Faria Sports Management, which owns upcoming Goan football team Faria Strikers, may divest 10% stake to private equity investors valuing the sporting enterprise at around Rs 300 crore. The company's fundraising is towards setting up an integrated sports complex housing its home stadium, which it plans to make an entertainment destination for football enthusiasts. This comes amidst growing investor interest in Goan football, which could potentially marry sports with carnival similar to the Indian Premier League in cricket.
This year, the two-year-old Faria Strikers, based in Betalbatim, gate-crashed to the Goa Professional League which boasts some of the most popular Indian football clubs such as Churchill Brothers, Dempo Sports, Salgaocar and Sesa. "We are looking to raise Rs 30 crore by divesting 10% stake in Faria Sports Management. We have received proposals from some investors. This potential investor could be a private equity or someone who can bring strategic value add to our plans," Francis Faria, Owner of Faria Strikers, told VCCircle.
Faria, who has built up stakes in Goa's entertainment industry, is a football enthusiast himself. "We are not a contented team like some of our peers, and our target is Asian Football Championship," he said. Faria Strikers topped the Goan First Division football in 2009-10 to storm the professional league.
He said, Faria Sports Management could divest more stake at later date, possibly when the stadium and the sports complex get ready in the next three years. "We could divest up to 40% stake at higher valuations. And, if plans stay on track, we could look at a possible stock exchange listing in future," he added.
Faria Strikers' home stadium project could cost up to Rs 300 crore but might have an asset value of Rs 2,000 crore when completed. "The idea is to make it a football sporting destination," Faria said.
Faria counts naming of stadium and multiple sponsorship avenues as main revenue drivers going forward. Naming of stadiums is popular in the US and the UK and a significant revenue source for professional baseball and football teams.

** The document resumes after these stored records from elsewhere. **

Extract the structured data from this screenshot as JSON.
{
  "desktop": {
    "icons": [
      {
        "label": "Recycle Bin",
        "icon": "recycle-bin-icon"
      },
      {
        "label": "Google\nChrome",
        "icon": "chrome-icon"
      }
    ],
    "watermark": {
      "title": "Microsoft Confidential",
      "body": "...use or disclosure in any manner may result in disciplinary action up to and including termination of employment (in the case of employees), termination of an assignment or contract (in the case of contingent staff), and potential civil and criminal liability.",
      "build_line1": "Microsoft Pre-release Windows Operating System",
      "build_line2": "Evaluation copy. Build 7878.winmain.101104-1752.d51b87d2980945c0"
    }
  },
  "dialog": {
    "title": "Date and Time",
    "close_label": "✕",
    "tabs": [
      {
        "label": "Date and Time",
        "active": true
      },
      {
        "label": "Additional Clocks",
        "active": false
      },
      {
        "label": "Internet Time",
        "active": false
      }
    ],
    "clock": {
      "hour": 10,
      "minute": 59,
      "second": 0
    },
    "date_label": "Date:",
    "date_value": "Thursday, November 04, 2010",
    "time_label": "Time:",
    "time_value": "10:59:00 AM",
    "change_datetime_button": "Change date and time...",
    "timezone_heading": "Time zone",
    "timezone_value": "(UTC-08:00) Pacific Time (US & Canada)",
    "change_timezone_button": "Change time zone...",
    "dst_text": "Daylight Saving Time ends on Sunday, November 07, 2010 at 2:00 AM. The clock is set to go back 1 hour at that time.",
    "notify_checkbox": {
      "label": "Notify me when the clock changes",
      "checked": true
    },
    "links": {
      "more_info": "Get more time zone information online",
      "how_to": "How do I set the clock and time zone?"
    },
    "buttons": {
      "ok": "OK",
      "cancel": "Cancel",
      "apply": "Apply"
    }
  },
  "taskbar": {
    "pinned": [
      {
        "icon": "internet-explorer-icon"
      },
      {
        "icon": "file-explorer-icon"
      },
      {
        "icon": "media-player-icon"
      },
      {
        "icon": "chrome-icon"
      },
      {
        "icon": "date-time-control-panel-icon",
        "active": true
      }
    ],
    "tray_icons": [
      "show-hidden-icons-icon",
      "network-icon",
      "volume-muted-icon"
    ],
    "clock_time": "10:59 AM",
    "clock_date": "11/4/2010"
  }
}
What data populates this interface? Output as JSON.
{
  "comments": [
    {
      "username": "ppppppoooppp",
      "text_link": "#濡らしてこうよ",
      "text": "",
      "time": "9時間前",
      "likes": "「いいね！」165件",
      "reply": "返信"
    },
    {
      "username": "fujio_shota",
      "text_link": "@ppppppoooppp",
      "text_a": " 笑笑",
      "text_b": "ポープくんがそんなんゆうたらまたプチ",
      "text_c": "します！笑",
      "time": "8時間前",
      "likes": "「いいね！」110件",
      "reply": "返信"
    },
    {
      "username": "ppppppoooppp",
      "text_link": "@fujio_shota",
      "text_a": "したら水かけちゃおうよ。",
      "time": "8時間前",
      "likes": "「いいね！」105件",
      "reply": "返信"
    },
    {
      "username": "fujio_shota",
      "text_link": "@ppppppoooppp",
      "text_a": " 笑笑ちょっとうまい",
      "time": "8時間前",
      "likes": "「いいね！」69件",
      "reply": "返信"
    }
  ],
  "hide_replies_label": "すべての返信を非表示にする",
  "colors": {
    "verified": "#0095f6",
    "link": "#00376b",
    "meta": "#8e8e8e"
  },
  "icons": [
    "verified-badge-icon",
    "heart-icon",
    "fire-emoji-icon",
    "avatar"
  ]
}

For instance, Arsenal struck a 15-year-deal with Emirates Airlines for naming its home stadium after the Dubai-based airline for 45 million pounds in 2004. The practice of stadium naming deals has been more in vogue in North America where even the lesser known baseball and basketball teams have struck such deals.
Faria said, he has already explored stadium naming possibilities with several global brands interested in Indian football, but would not elaborate further at this time.
Meanwhile, an investment banking professional tracking investments into sports and entertainment, said, Goan football teams have managed to attract higher sponsorships for some years now. "There is no money to be made in football in Bengal and there is no government support to propmote the sport in Kerala. Goa has tremendous advantages to exploit football commercially (if All India Football Federation and the local football clubs get their act togther)," he explained.
There has been increasing interest in Indian football as a growing number of Indian youngsters follow European and English football leagues and teams. Global brands like Nike have poured in significant investments to prop up football talent at the ground level. Even recent entrants to India like Groupe Danone have signaled their early interest in football. And, add to this, the prevailing interest of Indian corporates like UB Group, which owns stakes in Kolkata teams like East Bengal and Mohan Bagan. There appears to be a slow but steady rise of investor play in football despite Mahindra United disbanding the football club recently.